For children prescribed “Light Box Time,” the treatment periods offer an opportunity for adults to engage in cooperative play. Interactive sedentary activities such as board games, cards, puzzles, art, dolls, and building sets help time pass faster and give quality to a mundane obligation.
SAD is believed to be caused by shorter days and weaker sunlight, so children benefit from outside play on sunny days. Because they tend to be lethargic, children suffering from SAD should be encouraged to participate in games that involve physical activity. For those looking for ideas, the book Physical Activities for Improving Children’s Learning and Behavior by Billye Ann Cheatum and Allison A. Hammond is helpful.
Since many SAD children object to exercise, dancing is an alternative.
Hip Hop often catches their interest, and with dance-oriented television shows, children are expressing interest in salsa, modern, and ballroom. Clogging, square dancing, line dancing, and folk dancing also capture their attention.
Exercising videos designed for children is another suggestion for stimulating physical movement. For others, Pilates or yoga may pique their curiosity since they outwardly appear passive. Year-long swimming offers fun for many children, and their weightlessness in the water enables them to forget about their lethargy.
Childhood obesity is an epidemic, and many children with SAD crave junk food. Moreover, the parents of many of these children suffer from the same condition. Working with parents so they understand the seriousness of their role in providing proper nutrition for themselves as well as their families is a necessary challenge for those working with children.
Three online resources with recipe ideas include:
Other resources include local health departments and state agricultural and homemaker extension service agents who visit one-on-one with families either in their homes or in clinic settings. Their services are usually free, and their ideas are creative and fun.
For children sensitive to the changing light, SAD has begun.
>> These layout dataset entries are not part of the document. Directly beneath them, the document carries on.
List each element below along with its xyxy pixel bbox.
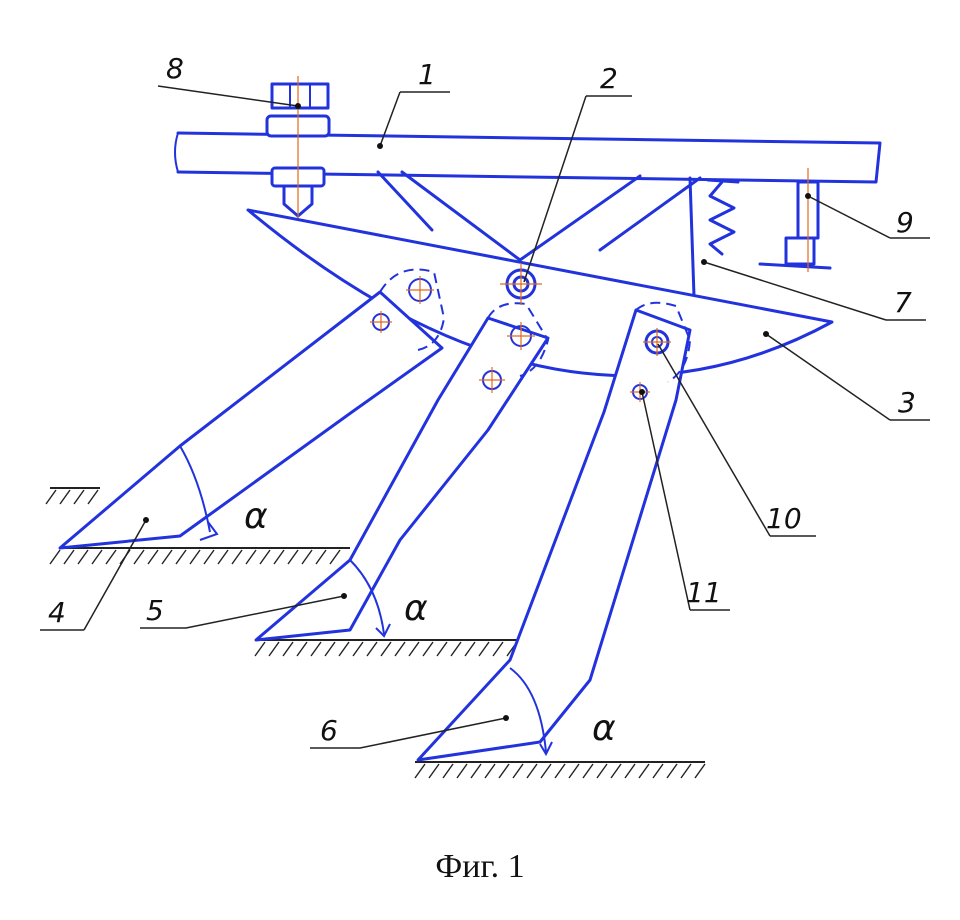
ground-hatch-stroke xyxy=(624,763,636,779)
main-pivot xyxy=(500,263,542,305)
ground-hatch-stroke xyxy=(352,641,364,657)
ground-hatch-stroke xyxy=(596,763,608,779)
ground-hatch-stroke xyxy=(310,641,322,657)
ground-hatch-stroke xyxy=(329,549,341,565)
angle-label-2: α xyxy=(404,588,428,629)
ground-hatch-stroke xyxy=(315,549,327,565)
ground-hatch-stroke xyxy=(366,641,378,657)
ground-hatch-stroke xyxy=(554,763,566,779)
callout-3: 3 xyxy=(898,386,916,419)
ground-hatch-stroke xyxy=(436,641,448,657)
angle-label-3: α xyxy=(592,708,616,749)
ground-hatch-stroke xyxy=(301,549,313,565)
ground-hatch-stroke xyxy=(680,763,692,779)
ground-hatch-stroke xyxy=(512,763,524,779)
ground-hatch-stroke xyxy=(408,641,420,657)
ground-hatch-stroke xyxy=(77,549,89,565)
shank-6 xyxy=(416,301,692,762)
ground-hatch-stroke xyxy=(63,549,75,565)
ground-hatch-stroke xyxy=(338,641,350,657)
ground-hatch-stroke xyxy=(694,763,706,779)
ground-line-2 xyxy=(254,639,525,657)
adjusting-bolt xyxy=(265,76,331,222)
callout-8: 8 xyxy=(166,52,184,85)
shank-4 xyxy=(58,268,446,550)
ground-hatch-stroke xyxy=(442,763,454,779)
callout-7: 7 xyxy=(894,286,912,319)
ground-hatch-stroke xyxy=(394,641,406,657)
ground-hatch-stroke xyxy=(638,763,650,779)
callout-6: 6 xyxy=(320,714,338,747)
ground-hatch-stroke xyxy=(87,489,99,505)
ground-hatch-stroke xyxy=(161,549,173,565)
ground-hatch-stroke xyxy=(380,641,392,657)
ground-hatch-stroke xyxy=(245,549,257,565)
ground-line-1 xyxy=(45,487,350,565)
ground-hatch-stroke xyxy=(540,763,552,779)
limiter-post xyxy=(758,168,832,272)
ground-hatch-stroke xyxy=(231,549,243,565)
ground-hatch-stroke xyxy=(414,763,426,779)
ground-hatch-stroke xyxy=(610,763,622,779)
leader-lines xyxy=(40,85,930,749)
ground-hatch-stroke xyxy=(189,549,201,565)
callout-9: 9 xyxy=(896,206,914,239)
ground-hatch-stroke xyxy=(526,763,538,779)
ground-hatch-stroke xyxy=(133,549,145,565)
callout-10: 10 xyxy=(766,502,802,535)
ground-hatch-stroke xyxy=(59,489,71,505)
spring xyxy=(706,178,740,256)
ground-hatch-stroke xyxy=(568,763,580,779)
ground-hatch-stroke xyxy=(450,641,462,657)
ground-hatch-stroke xyxy=(652,763,664,779)
ground-hatch-stroke xyxy=(273,549,285,565)
callout-2: 2 xyxy=(600,62,618,95)
figure-caption: Фиг. 1 xyxy=(435,848,525,885)
ground-hatch-stroke xyxy=(324,641,336,657)
ground-hatch-stroke xyxy=(282,641,294,657)
ground-hatch-stroke xyxy=(45,489,57,505)
ground-hatch-stroke xyxy=(428,763,440,779)
leader-dots xyxy=(143,103,811,721)
callout-1: 1 xyxy=(418,58,436,91)
ground-hatch-stroke xyxy=(254,641,266,657)
ground-hatch-stroke xyxy=(296,641,308,657)
ground-hatch-stroke xyxy=(464,641,476,657)
ground-hatch-stroke xyxy=(49,549,61,565)
ground-hatch-stroke xyxy=(175,549,187,565)
ground-hatch-stroke xyxy=(259,549,271,565)
callout-11: 11 xyxy=(686,576,722,609)
ground-hatch-stroke xyxy=(582,763,594,779)
ground-hatch-stroke xyxy=(478,641,490,657)
ground-hatch-stroke xyxy=(470,763,482,779)
ground-hatch-stroke xyxy=(498,763,510,779)
ground-hatch-stroke xyxy=(105,549,117,565)
ground-hatch-stroke xyxy=(422,641,434,657)
ground-line-3 xyxy=(414,761,706,779)
ground-hatch-stroke xyxy=(73,489,85,505)
ground-hatch-stroke xyxy=(268,641,280,657)
ground-hatch-stroke xyxy=(484,763,496,779)
ground-hatch-stroke xyxy=(456,763,468,779)
ground-hatch-stroke xyxy=(666,763,678,779)
ground-hatch-stroke xyxy=(147,549,159,565)
ground-hatch-stroke xyxy=(492,641,504,657)
callout-5: 5 xyxy=(146,594,164,627)
angle-label-1: α xyxy=(244,496,268,537)
ground-hatch-stroke xyxy=(203,549,215,565)
frame-beam xyxy=(174,131,882,298)
callout-4: 4 xyxy=(48,596,66,629)
ground-hatch-stroke xyxy=(287,549,299,565)
ground-hatch-stroke xyxy=(217,549,229,565)
ground-hatch-stroke xyxy=(91,549,103,565)
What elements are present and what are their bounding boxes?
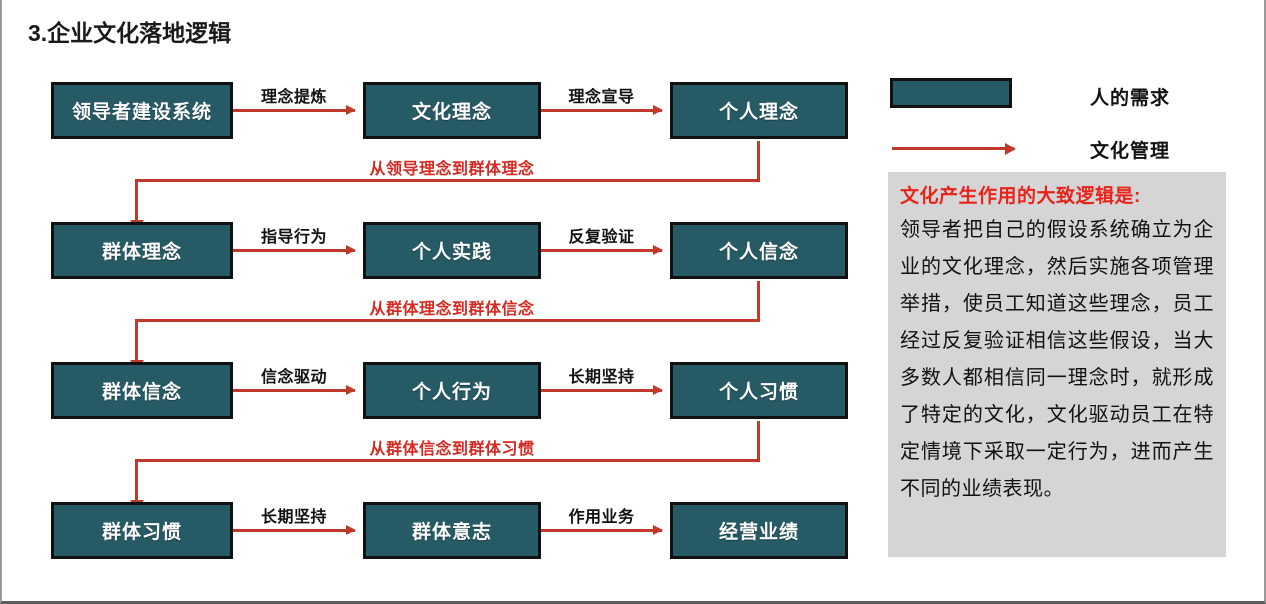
flow-node-culture-concept[interactable]: 文化理念 — [363, 82, 541, 139]
note-panel: 文化产生作用的大致逻辑是: 领导者把自己的假设系统确立为企业的文化理念，然后实施… — [888, 172, 1226, 557]
feedback-loop-0 — [129, 141, 760, 230]
feedback-loop-1-vertical-right — [757, 281, 760, 322]
edge-label-r1-c1-c2: 反复验证 — [568, 229, 635, 246]
feedback-loop-0-vertical-right — [757, 141, 760, 182]
feedback-loop-1 — [129, 281, 760, 370]
note-heading: 文化产生作用的大致逻辑是: — [900, 186, 1141, 207]
flow-node-business-performance[interactable]: 经营业绩 — [670, 502, 848, 559]
edge-label-r0-c1-c2: 理念宣导 — [568, 89, 635, 106]
flow-node-leader-system[interactable]: 领导者建设系统 — [51, 82, 233, 139]
feedback-loop-2 — [129, 421, 760, 510]
flow-arrow-r3-c0-c1 — [233, 525, 356, 535]
feedback-loop-label-2: 从群体信念到群体习惯 — [369, 441, 535, 458]
flow-node-group-habit[interactable]: 群体习惯 — [51, 502, 233, 559]
flow-node-personal-habit[interactable]: 个人习惯 — [670, 362, 848, 419]
feedback-loop-0-horizontal — [135, 179, 760, 182]
edge-label-r3-c1-c2: 作用业务 — [568, 509, 635, 526]
feedback-loop-2-vertical-right — [757, 421, 760, 462]
feedback-loop-2-vertical-left — [129, 459, 144, 510]
legend-node-label: 人的需求 — [1090, 88, 1171, 109]
legend-node-swatch — [890, 78, 1012, 108]
edge-label-r0-c0-c1: 理念提炼 — [260, 89, 327, 106]
flow-arrow-r1-c0-c1 — [233, 245, 356, 255]
note-body: 领导者把自己的假设系统确立为企业的文化理念，然后实施各项管理举措，使员工知道这些… — [900, 219, 1214, 500]
edge-label-r2-c0-c1: 信念驱动 — [260, 369, 327, 386]
flow-arrow-r1-c1-c2 — [541, 245, 663, 255]
feedback-loop-label-1: 从群体理念到群体信念 — [369, 301, 535, 318]
edge-label-r2-c1-c2: 长期坚持 — [568, 369, 635, 386]
feedback-loop-1-vertical-left — [129, 319, 144, 370]
flow-node-personal-belief[interactable]: 个人信念 — [670, 222, 848, 279]
flow-arrow-r0-c1-c2 — [541, 105, 663, 115]
flow-node-group-concept[interactable]: 群体理念 — [51, 222, 233, 279]
feedback-loop-0-vertical-left — [129, 179, 144, 230]
feedback-loop-1-horizontal — [135, 319, 760, 322]
legend-arrow-icon — [892, 142, 1016, 155]
flow-arrow-r2-c0-c1 — [233, 385, 356, 395]
flow-node-personal-practice[interactable]: 个人实践 — [363, 222, 541, 279]
flow-arrow-r3-c1-c2 — [541, 525, 663, 535]
edge-label-r3-c0-c1: 长期坚持 — [260, 509, 327, 526]
page-title: 3.企业文化落地逻辑 — [28, 20, 232, 46]
legend-arrow-label: 文化管理 — [1090, 141, 1171, 162]
flow-node-personal-behavior[interactable]: 个人行为 — [363, 362, 541, 419]
edge-label-r1-c0-c1: 指导行为 — [260, 229, 327, 246]
flow-node-personal-concept[interactable]: 个人理念 — [670, 82, 848, 139]
feedback-loop-label-0: 从领导理念到群体理念 — [369, 161, 535, 178]
flow-node-group-belief[interactable]: 群体信念 — [51, 362, 233, 419]
feedback-loop-2-horizontal — [135, 459, 760, 462]
flow-node-group-will[interactable]: 群体意志 — [363, 502, 541, 559]
flow-arrow-r2-c1-c2 — [541, 385, 663, 395]
flow-arrow-r0-c0-c1 — [233, 105, 356, 115]
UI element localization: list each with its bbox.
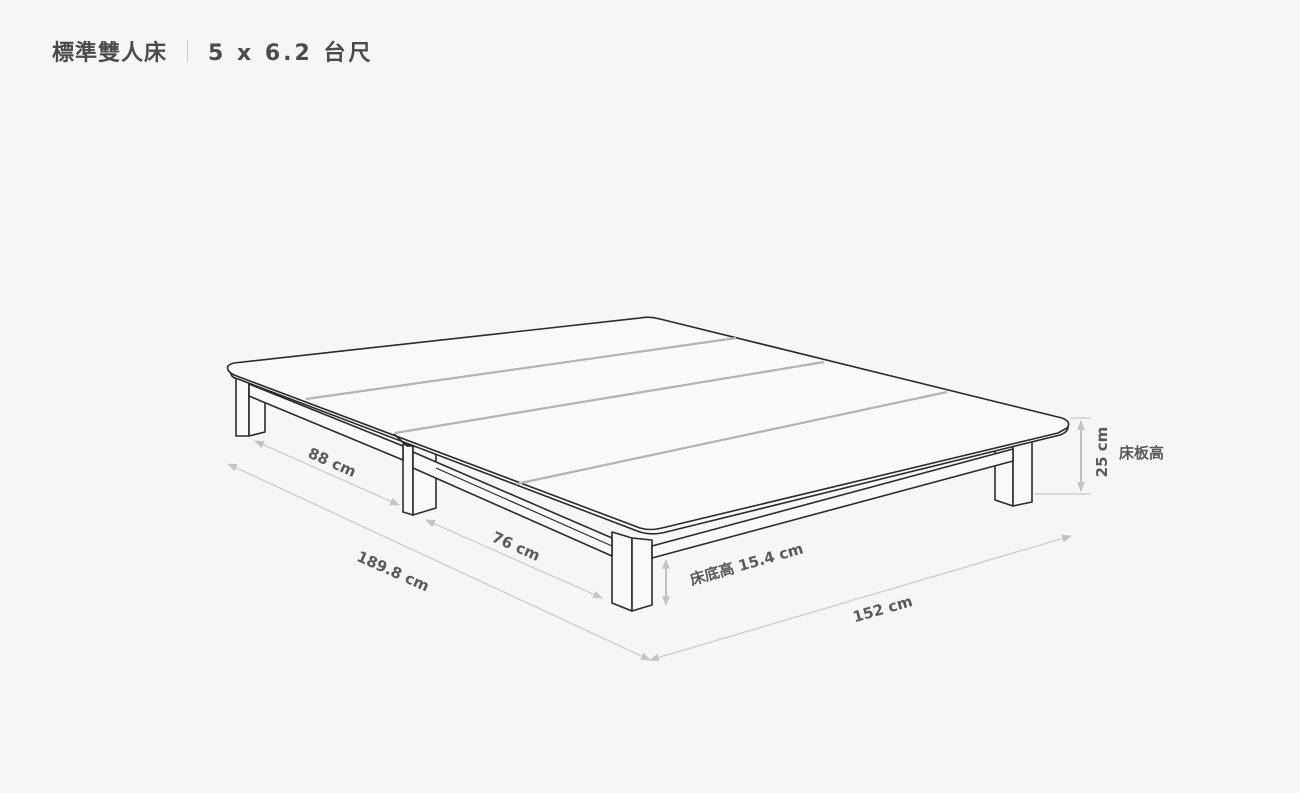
bed-size-label: 5 x 6.2 台尺 xyxy=(208,41,374,66)
page-title: 標準雙人床 5 x 6.2 台尺 xyxy=(52,34,373,68)
bed-panel-split xyxy=(393,433,413,447)
dim-line-width xyxy=(649,534,1072,662)
label-length: 189.8 cm xyxy=(354,548,432,596)
bed-leg-front xyxy=(611,531,653,612)
dim-line-length xyxy=(227,463,651,661)
dimension-lines xyxy=(227,417,1090,662)
label-width: 152 cm xyxy=(851,592,915,626)
bed-board-top xyxy=(226,316,1070,531)
label-board-height: 床板高 xyxy=(1119,444,1164,462)
title-divider xyxy=(187,40,189,62)
label-base-height: 床底高 15.4 cm xyxy=(688,539,805,589)
bed-type-title: 標準雙人床 xyxy=(52,41,168,66)
label-board-height-value: 25 cm xyxy=(1093,427,1111,478)
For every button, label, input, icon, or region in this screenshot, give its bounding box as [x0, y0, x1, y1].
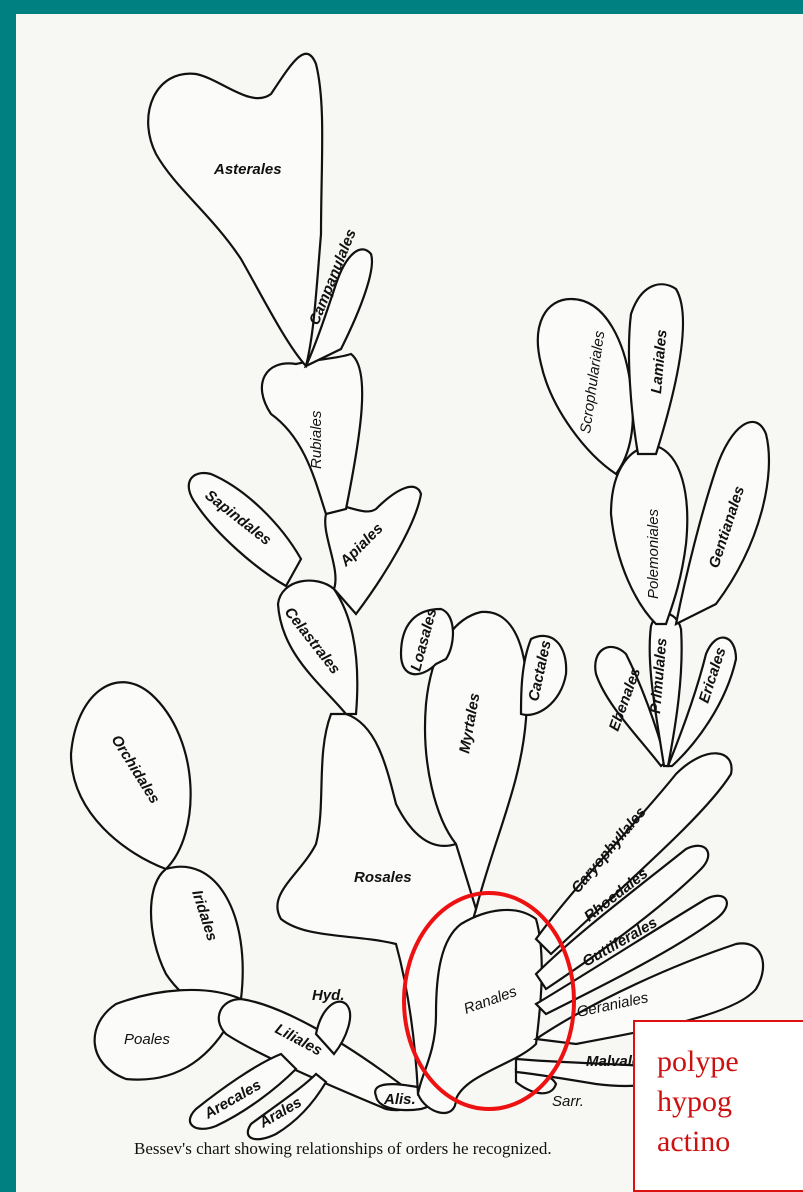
figure-caption: Bessev's chart showing relationships of …	[134, 1139, 552, 1159]
label-poales: Poales	[124, 1031, 170, 1048]
label-rubiales: Rubiales	[308, 410, 325, 469]
label-hyd: Hyd.	[312, 987, 345, 1004]
lobe-iridales	[151, 867, 243, 1011]
label-sarr: Sarr.	[552, 1093, 584, 1110]
figure-page: Asterales Campanulales Rubiales Sapindal…	[16, 14, 803, 1192]
annotation-box: polype hypog actino	[633, 1020, 803, 1192]
label-alis: Alis.	[383, 1091, 416, 1108]
annotation-line-3: actino	[635, 1122, 803, 1162]
lobe-asterales	[148, 54, 322, 366]
label-asterales: Asterales	[213, 161, 282, 178]
label-rosales: Rosales	[354, 869, 412, 886]
bessey-cactus-diagram: Asterales Campanulales Rubiales Sapindal…	[16, 14, 803, 1192]
annotation-line-2: hypog	[635, 1082, 803, 1122]
annotation-line-1: polype	[635, 1042, 803, 1082]
label-polemoniales: Polemoniales	[645, 508, 662, 599]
Because their excitement about the holidays masks the disorder, child professionals are often surprised to find children who appeared to be progressing during the fall semester backslide in the weeks following the December holidays.
Childhood depression, whether it manifests itself in SAD or another type, is serious, and early intervention can be the key to a quality life. Furthermore, many children with depression live with parents who have it too. Research shows that children of depressed parents have a likelihood of developing oppositional defiant behaviors which gets them labeled as “disrespectful,” “sassy,” “bullying,” and “stubborn.” Professionals who remain aware that children with depression behave differently than adults with depression do their young charges a great favor by asking parents to have a mental health professional evaluate their children.